Following England’s underwhelming performance at the World Cup last year and failure to qualify for Euro 2008 altogether, there appears to be an overwhelming dispassion among players towards representing the national team. This is neatly encapsulated by Ashley Cole, who was just voted England’s player of the year by fans. In that same year, Cole admitted he would rather win the double with Chelsea, than the World Cup with England.
This is not a concept lost on fans used to following their league team week in, week out, for the best part of ten months, alongside the sporadic national team appearances. Given a Chelsea fan, for example, has experienced considerable more success with them over the last ten years than with England, it is understandable how the national team can take a backseat.
Of course the majority of England fans represent a much greater population of fans who are not reveling in such reflected glory. For them it is an opportunity to enjoy the unity of national support and hopefully tap into a little national pride. However, this becomes more difficult when the chosen representatives are mostly collected from the same top teams whose focus is elsewhere.
The excuses players are citing to avoid Wednesday’s trip to Copenhagen are vague and mysterious. Players who apparently ‘suffered’ through 90 minutes as recently as Sunday (Steven Gerrard, Ben Foster & Martin Kelly), have discovered minor ailments. Gabby Agbonlahor (played 86 minutes on Saturday) couldn’t even be bothered to think of a phantom knackerage and cited ‘personal reasons’. No doubt there will be astonishing recoveries in time for Saturday’s next round of Premier League games.
Yes the game on Wednesday is a friendly, but the absentees imply the condescending attitude that if the game had significance towards a tournament, they could simply turn up and play together.
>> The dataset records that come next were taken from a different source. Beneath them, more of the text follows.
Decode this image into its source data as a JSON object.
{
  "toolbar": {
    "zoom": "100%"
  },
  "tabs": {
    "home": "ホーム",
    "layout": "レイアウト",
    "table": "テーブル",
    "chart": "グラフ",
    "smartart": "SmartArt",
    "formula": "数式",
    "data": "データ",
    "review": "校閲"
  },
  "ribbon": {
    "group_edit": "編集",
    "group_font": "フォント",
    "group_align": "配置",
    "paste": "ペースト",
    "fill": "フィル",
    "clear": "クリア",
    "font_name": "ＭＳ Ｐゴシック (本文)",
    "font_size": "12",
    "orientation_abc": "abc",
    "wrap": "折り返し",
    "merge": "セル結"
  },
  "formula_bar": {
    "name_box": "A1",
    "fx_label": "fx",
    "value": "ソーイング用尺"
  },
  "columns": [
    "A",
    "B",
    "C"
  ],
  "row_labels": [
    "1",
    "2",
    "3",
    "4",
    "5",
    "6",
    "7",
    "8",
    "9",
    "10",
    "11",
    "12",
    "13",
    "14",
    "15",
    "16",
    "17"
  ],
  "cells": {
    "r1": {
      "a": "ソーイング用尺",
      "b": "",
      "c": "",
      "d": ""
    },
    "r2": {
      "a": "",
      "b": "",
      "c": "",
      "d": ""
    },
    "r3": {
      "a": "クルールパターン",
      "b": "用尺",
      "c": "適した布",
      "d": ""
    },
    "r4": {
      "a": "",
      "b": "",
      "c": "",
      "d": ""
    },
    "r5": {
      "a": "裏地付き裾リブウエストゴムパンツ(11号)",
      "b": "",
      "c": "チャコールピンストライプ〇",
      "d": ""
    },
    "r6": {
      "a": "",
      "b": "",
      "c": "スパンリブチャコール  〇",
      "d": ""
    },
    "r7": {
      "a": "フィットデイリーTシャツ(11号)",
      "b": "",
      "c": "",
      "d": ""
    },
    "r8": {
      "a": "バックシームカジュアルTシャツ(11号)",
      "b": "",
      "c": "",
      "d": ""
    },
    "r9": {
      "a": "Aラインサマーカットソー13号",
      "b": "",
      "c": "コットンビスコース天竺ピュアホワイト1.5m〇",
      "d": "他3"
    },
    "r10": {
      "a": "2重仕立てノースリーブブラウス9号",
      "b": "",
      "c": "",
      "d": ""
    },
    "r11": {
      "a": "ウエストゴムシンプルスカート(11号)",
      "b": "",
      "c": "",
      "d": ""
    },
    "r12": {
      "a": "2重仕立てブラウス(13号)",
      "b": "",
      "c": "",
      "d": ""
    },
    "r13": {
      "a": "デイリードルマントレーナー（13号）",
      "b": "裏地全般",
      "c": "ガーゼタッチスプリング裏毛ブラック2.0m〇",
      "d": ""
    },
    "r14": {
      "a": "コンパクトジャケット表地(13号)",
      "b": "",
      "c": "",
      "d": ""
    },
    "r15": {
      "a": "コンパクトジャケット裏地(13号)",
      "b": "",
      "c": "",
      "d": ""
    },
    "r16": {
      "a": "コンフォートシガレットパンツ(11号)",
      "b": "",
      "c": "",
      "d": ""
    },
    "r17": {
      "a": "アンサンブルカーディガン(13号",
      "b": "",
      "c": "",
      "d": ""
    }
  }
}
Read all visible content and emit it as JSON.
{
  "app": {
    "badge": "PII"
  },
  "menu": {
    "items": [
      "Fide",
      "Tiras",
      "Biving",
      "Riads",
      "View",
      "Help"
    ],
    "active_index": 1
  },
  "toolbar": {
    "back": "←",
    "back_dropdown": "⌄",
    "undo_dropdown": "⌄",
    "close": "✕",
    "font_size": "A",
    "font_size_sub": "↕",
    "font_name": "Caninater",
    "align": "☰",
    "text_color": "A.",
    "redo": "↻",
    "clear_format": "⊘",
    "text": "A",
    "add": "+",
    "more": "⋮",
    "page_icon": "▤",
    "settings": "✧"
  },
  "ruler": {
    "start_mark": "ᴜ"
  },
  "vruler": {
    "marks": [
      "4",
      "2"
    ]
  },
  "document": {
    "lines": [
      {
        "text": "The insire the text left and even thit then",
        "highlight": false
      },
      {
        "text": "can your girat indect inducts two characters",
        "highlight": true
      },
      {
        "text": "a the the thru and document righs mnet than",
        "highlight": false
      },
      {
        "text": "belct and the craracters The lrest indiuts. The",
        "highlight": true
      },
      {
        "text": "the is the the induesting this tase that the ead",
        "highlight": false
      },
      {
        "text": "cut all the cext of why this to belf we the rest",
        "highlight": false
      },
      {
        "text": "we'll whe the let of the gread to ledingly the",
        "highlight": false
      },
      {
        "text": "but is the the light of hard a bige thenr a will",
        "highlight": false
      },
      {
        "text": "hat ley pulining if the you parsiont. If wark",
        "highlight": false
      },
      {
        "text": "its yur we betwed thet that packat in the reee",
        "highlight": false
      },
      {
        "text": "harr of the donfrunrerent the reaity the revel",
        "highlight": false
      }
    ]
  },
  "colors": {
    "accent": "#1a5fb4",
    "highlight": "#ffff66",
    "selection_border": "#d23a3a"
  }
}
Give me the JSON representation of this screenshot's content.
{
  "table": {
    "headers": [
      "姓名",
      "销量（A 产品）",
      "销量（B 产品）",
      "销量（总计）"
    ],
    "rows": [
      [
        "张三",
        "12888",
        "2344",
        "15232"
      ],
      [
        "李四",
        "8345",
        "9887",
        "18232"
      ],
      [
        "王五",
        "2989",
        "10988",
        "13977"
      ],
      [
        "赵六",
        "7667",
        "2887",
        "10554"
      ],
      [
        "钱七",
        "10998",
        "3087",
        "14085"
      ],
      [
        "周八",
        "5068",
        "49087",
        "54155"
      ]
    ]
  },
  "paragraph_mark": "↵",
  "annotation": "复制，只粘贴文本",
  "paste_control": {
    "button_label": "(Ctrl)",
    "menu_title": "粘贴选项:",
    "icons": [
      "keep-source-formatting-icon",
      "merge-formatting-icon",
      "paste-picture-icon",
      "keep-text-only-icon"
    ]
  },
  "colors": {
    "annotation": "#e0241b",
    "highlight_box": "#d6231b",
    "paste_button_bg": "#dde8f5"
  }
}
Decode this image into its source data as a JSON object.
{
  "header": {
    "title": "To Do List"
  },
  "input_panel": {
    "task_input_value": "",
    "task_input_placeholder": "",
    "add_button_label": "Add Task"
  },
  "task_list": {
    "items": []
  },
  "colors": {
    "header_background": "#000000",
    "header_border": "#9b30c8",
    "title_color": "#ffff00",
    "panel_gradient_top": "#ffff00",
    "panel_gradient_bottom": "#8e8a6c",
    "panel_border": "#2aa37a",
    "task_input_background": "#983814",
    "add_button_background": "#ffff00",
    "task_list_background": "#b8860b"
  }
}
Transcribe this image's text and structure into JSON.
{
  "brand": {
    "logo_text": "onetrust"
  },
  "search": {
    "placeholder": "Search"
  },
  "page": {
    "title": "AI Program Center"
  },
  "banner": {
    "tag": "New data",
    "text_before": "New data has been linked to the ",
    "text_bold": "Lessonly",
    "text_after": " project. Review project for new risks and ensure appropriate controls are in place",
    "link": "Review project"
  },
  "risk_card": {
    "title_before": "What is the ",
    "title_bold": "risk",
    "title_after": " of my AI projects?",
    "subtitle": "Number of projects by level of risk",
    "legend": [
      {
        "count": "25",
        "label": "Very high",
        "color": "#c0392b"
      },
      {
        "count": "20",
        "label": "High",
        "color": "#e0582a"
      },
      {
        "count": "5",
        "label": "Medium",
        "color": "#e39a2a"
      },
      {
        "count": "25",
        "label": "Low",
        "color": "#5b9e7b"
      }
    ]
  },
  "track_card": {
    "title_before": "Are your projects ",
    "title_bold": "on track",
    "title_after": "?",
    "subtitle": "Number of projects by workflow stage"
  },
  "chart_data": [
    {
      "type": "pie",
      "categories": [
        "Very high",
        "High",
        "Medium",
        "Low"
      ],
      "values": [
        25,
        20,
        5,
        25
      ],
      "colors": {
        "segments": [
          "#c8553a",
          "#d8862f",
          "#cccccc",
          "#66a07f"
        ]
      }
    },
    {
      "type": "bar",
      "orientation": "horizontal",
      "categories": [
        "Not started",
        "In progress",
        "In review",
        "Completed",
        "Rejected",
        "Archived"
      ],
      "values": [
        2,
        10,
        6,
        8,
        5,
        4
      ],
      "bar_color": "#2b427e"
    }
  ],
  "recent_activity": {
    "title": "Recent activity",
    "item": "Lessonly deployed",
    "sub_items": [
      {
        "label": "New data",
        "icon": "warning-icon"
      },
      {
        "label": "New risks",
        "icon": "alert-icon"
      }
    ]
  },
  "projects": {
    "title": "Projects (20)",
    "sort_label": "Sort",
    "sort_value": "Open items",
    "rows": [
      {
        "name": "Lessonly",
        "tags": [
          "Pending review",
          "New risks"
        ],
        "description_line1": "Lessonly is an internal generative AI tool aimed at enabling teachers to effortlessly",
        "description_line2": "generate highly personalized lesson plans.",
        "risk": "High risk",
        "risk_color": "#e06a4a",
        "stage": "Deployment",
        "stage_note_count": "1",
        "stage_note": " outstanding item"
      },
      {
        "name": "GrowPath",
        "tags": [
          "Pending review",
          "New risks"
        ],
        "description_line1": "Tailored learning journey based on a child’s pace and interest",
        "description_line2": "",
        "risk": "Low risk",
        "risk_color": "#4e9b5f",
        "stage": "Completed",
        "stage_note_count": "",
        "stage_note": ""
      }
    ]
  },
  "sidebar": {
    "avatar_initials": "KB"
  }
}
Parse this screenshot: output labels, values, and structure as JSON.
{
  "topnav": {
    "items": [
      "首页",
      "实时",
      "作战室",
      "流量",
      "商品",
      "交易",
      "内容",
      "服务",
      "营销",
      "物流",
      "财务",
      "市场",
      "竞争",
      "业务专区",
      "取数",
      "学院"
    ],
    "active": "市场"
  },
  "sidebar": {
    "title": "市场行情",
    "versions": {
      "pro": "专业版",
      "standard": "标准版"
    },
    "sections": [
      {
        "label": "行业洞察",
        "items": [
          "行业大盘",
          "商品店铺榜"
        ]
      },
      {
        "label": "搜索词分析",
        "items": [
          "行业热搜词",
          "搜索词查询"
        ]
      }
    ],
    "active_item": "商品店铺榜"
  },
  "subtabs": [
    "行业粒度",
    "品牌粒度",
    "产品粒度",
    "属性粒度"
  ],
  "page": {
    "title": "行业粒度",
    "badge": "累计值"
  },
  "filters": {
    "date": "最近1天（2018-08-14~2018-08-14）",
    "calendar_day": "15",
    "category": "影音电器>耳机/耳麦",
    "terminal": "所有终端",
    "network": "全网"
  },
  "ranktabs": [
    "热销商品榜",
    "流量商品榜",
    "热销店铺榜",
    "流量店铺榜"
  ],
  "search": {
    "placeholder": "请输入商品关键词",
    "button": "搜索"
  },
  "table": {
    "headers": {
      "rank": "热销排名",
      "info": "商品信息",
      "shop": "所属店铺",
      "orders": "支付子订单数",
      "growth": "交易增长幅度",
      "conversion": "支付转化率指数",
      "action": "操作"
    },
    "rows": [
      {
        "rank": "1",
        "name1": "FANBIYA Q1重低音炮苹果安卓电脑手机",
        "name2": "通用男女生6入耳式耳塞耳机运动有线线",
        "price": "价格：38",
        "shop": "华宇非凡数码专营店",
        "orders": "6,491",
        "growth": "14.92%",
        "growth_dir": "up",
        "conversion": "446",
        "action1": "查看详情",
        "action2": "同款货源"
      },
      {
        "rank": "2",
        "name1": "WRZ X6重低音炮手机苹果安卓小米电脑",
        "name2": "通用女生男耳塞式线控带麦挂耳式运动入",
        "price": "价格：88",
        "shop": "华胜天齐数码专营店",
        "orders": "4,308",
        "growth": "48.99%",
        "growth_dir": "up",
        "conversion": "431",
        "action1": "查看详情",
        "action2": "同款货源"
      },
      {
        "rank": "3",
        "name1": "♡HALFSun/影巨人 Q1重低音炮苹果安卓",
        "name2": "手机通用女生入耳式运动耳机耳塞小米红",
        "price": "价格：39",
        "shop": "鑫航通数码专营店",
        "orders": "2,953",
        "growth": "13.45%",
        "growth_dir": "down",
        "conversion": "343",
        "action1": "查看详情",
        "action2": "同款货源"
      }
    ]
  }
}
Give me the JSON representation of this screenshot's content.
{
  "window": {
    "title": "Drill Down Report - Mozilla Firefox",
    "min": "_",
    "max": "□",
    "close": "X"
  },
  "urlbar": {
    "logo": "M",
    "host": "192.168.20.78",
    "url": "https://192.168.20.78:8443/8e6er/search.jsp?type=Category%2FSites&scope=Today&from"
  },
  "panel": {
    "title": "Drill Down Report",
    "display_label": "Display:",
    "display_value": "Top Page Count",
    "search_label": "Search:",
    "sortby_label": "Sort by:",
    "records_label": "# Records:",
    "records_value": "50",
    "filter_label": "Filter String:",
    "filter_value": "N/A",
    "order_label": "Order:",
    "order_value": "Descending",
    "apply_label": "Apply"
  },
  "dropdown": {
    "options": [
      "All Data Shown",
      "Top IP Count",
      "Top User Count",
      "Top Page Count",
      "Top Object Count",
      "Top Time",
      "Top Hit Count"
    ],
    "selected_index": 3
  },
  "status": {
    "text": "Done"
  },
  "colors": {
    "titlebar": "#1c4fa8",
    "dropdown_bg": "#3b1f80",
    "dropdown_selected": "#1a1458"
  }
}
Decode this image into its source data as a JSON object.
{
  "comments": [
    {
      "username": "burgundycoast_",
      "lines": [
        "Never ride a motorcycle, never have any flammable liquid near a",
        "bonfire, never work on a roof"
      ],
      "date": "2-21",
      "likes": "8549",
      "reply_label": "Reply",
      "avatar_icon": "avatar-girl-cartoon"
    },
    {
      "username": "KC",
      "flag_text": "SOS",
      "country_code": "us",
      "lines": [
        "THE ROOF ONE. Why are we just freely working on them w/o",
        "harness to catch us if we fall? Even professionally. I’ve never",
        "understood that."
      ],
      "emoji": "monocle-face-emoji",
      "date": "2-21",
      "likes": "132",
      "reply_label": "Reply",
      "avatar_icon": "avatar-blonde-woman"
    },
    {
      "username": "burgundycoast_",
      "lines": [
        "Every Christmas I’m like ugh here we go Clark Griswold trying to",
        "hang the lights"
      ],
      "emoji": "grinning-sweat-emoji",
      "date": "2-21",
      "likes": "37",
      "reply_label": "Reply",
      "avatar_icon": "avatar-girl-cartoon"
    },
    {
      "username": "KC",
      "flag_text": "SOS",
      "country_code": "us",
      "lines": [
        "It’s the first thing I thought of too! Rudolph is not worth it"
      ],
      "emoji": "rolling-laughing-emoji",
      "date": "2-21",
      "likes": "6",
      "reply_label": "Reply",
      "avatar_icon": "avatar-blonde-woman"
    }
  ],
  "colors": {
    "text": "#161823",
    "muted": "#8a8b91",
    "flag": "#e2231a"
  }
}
No successful team has ever operated this way and, as has been proven by recent performances, that goes double for England. They need the practice.
Sadly, the only conclusion to draw is that, despite lip service to the contrary, current players no longer put any stock in winning an international tournament. Perhaps then we should follow through on threats to withdraw from FIFA, not because of indignation over the World Cup bid, but simply that we’re not very good, the players don’t care and are only counting the days until club football returns.